Queridos hermanos y hermanas:

Estos dos últimos domingos, el evangelio de san Lucas que leemos este año trataba de los rasgos característicos de la predicación del evangelio. Encontramos aquí los principios fundamentales para el discípulo de Jesús que se convierte en predicador de la Buena Nueva. Tratemos de desgranar algunos a partir del evangelio de hoy.

En primer lugar, Jesús los envió de dos en dos. Un motivo para ello, probablemente, es que en tiempos de Jesús el testimonio sólo era fiable si lo daban como mínimo dos personas. Un solo predicador, por tanto, habría tenido poca credibilidad. Hoy esto nos recuerda que la predicación del evangelio tiene sentido para nosotros cristianos, como una misión, como un servicio encargado por la Iglesia, por la comunidad de los discípulos que constituye el Cuerpo de Cristo.

A continuación, el Señor advierte a los discípulos que serán pocos para predicar: «La mies es abundante y los obreros pocos». Esta sensación de que hay mucho trabajo por hacer y pocas personas para hacerlo se ve que ya la tenían los primeros discípulos de Jesús. Nada nuevo. El Señor no los quiere engañar con falsas esperanzas. Por eso continúa con la advertencia clara de que los envía «como corderos en medio de lobos». La tarea que les encomienda no será fácil, ni sencilla, ni tendrá el éxito asegurado. Comportará dificultades, a veces el rechazo frontal e incluso violento. Y puede acabar incluso con el reto de dejar la vida. Esto también sigue pasando a nuestros días y la sangre de los mártires sigue siendo semilla de cristianos.

Jesús recomienda a los discípulos que vayan ligeros de equipaje. El mensaje es lo suficientemente importante como para reclamar toda la atención, en primer lugar, del predicador. «No llevéis bolsa, ni alforja… no saludéis a nadie por el camino».

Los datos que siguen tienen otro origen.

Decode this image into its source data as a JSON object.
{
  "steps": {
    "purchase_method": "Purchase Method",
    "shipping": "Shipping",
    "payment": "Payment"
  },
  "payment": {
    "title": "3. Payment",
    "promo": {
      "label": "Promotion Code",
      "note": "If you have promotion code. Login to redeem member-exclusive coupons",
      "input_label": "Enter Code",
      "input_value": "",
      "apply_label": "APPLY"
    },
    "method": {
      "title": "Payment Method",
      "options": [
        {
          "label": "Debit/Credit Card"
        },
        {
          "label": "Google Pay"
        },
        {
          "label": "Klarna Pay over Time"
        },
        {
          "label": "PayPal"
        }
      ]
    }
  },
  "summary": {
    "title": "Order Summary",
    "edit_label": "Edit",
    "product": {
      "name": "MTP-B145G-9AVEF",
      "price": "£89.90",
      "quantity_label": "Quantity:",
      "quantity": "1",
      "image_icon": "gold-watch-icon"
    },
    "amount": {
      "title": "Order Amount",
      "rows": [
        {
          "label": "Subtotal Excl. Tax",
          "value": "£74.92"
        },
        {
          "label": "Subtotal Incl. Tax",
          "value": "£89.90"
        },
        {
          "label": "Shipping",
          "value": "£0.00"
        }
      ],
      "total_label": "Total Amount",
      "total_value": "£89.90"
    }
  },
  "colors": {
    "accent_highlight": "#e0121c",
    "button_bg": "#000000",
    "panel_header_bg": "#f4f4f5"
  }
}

El Señor establece incluso cuál deberá ser el saludo cuando entren en casa de alguien. Deberán decir primero: Paz a esta casa. Es interesante notar que esta es el mismo saludo del Señor resucitado cuando se apareció a los discípulos: la paz sea con vosotros. Y es la fórmula litúrgica de saludo cuando preside la misa el obispo o el p. Abad. Con las primeras palabras de saludo se quiere dejar claro, por tanto, que el contenido del mensaje a transmitir coincide con la persona viva de Jesucristo, muerto en la cruz y resucitado para salvarnos.

Para ser más precisos, el contenido del mensaje, que es Nuestro Señor Jesucristo y lo que Él hizo y vivió, tiene una doble expresión: con hechos y de palabra. «Si en un pueblo y os reciben bien… curad los enfermos que haya y decidles: el Reino de Dios ha llegado a vosotros». La palabra es fundamental para predicar el Evangelio, porque la palabra es una de las características más genuinas del ser humano y la Buena Nueva de Jesús es, sin duda, un camino de humanización. Y los hechos, o las obras, según cómo, aún son más importantes porque todos somos más sensibles al ejemplo de los santos que a los discursos de los predicadores. Los discípulos deben ser testigos de que el Reino de Dios está cerca en la persona de Jesús de Nazaret, que con Él ya ha comenzado, por eso San Pablo decía, en la segunda lectura: «Dios me libre de gloriarme en nada que no sea la cruz de nuestro Señor Jesucristo», y que estamos llamados a vivir con la mirada puesta en su instauración total y definitiva a finales de los tiempos. El profeta Isaías hablaba, en la primera lectura, de este término hacia donde se encamina el cosmos y la historia, con la imagen de la ciudad de Jerusalén donde sus habitantes vivirán en la plenitud de la paz, de la riqueza, del bienestar y del consuelo.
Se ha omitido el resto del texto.